GAIL commissions Rs 4,500 cr Dabhol-Bengaluru gas pipeline

The 1,000-km pipeline will feed industries at Belgaum, Dharwad, Gadag, Bellary, Davanagere, Chitradurga, Tumkuyr, Ramanagaram & Bengaluru

Press Trust of India Bangalore
Last Updated : Feb 18 2013 | 3:51 PM IST
State-owned gas utility GAIL India Ltd today commissioned a Rs 4,500 crore pipeline carrying gas from the just operationalised Dabhol LNG terminal into Bengaluru that promises to change the energy landscape of the region.

The 1,000-km pipeline will feed industries at Belgaum, Dharwad, Gadag, Bellary, Davanagere, Chitradurga, Tumkuyr, Ramanagaram and Bengaluru which have till now been using costlier and polluting liquid fuels like naphtha and diesel as feedstock.

"With gas coming in, the devil of pollution will disappear from the City of Gardens," Oil Minister M Veerappa Moily said after inaugurating the pipeline.

Gas will help the state power generation utility save Rs 800 crore annually by reducing cost, improving efficiency and drastically cutting down pollution caused by using liquid fuels.

The pipeline, he said, will be extended to Mangalore this year and further to Kochi in Kerala by end of next year.

Gas in its liquid form, or liquefied natural gas (LNG), imported at the just commissioned Dabhol terminal in Maharasthra would fire industries in Karnataka. GAIL commenced supply of gas through the line to its first customer Toyota Kirloskar Auto Parts Pvt Ltd.

The Dabhol-Bengaluru pipeline has a capacity to carry 16 million standard cubic meters of gas per day, he said, adding 73-km of line have been laid in Bengaluru city that would help in beginning CNG supplies to automobiles as well as piped cooking gas to households.

"We will work to give GAIL the licence for operating city gas in Bengaluru and may be in two months, we will see the first CNG station in the city," he said.

GAIL also signed an agreement to supply 0.6 million tonnes of LNG to Karnataka Power Corp Ltd's proposed 1,400 MW Bidadi power plant.

KPCL Managing Director M R Kamble said the first phase of 750 MW would now be built in next two to two-and-half years at an estimated cost of Rs 2,800 crore. 170 acres of land for the project has already been acquired and all clearances obtained.

Also, there is possibility of the 350 MW Yelahanka power plant switching over from diesel to gas to save cost, he said.
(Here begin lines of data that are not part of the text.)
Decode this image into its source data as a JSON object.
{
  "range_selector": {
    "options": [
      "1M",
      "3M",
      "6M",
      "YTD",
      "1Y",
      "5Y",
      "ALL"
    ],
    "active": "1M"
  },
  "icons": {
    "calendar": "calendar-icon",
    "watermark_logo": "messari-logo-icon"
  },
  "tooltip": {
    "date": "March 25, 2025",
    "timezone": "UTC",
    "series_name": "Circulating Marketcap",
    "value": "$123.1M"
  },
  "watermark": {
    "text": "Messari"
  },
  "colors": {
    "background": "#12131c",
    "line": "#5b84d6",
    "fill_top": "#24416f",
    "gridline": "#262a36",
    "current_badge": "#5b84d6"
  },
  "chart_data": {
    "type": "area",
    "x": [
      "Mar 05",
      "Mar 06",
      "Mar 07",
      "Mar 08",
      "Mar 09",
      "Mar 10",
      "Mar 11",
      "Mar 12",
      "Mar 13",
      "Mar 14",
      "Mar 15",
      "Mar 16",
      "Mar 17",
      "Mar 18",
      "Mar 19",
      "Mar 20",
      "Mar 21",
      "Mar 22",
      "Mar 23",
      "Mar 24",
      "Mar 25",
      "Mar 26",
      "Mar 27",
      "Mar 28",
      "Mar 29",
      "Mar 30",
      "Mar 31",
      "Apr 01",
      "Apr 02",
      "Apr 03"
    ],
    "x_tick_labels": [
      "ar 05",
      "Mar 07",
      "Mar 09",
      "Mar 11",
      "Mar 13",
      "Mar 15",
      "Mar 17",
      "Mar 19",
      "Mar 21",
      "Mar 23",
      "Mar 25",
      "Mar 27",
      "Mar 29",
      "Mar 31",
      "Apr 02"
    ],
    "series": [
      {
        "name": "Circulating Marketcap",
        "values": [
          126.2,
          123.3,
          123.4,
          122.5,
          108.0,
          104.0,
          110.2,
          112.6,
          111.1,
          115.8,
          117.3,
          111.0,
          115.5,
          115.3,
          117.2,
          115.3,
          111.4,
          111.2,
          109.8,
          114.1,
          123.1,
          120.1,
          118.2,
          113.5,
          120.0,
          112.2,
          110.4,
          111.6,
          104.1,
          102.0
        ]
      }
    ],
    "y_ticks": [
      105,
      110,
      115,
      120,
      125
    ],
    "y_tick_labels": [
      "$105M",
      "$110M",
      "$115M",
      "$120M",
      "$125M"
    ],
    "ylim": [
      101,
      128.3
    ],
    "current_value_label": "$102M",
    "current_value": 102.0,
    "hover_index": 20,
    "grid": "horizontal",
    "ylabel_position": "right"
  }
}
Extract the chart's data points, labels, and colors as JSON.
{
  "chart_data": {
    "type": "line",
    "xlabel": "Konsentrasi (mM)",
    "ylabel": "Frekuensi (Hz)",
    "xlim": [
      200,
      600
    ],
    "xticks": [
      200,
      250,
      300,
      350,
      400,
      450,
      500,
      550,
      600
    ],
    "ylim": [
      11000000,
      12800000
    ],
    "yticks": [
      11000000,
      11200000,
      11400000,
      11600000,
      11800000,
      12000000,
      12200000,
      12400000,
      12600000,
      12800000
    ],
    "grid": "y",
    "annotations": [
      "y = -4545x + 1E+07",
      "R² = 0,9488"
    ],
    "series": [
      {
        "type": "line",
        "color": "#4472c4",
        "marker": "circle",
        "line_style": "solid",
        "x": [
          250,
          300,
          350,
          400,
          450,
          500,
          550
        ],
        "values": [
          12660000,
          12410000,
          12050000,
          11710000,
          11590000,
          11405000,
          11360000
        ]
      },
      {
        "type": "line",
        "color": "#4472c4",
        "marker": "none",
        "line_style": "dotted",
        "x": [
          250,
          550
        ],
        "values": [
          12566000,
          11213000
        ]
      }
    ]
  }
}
Together with 1,400 MW Bidadi power plants, Bengaluru would have 1,750 MW of generation capacity against a demand of 1,500 MW.

GAIL Chairman and Managing Director B C Tripathi said the company had imported two shiploads of LNG at Dabhol and a third would be imported in next week to 10 days.

The firm is planning a massive expansion of its 10,000 km of pipeline network with 3,000 km of lines under execution and another 2,000 km on drawing board, which would take up the transmission capacity to 350-400 million standard cubic meters per day.

Gas, he said, would help power generation utilities save Rs 700 to 800 crore in fuel cost.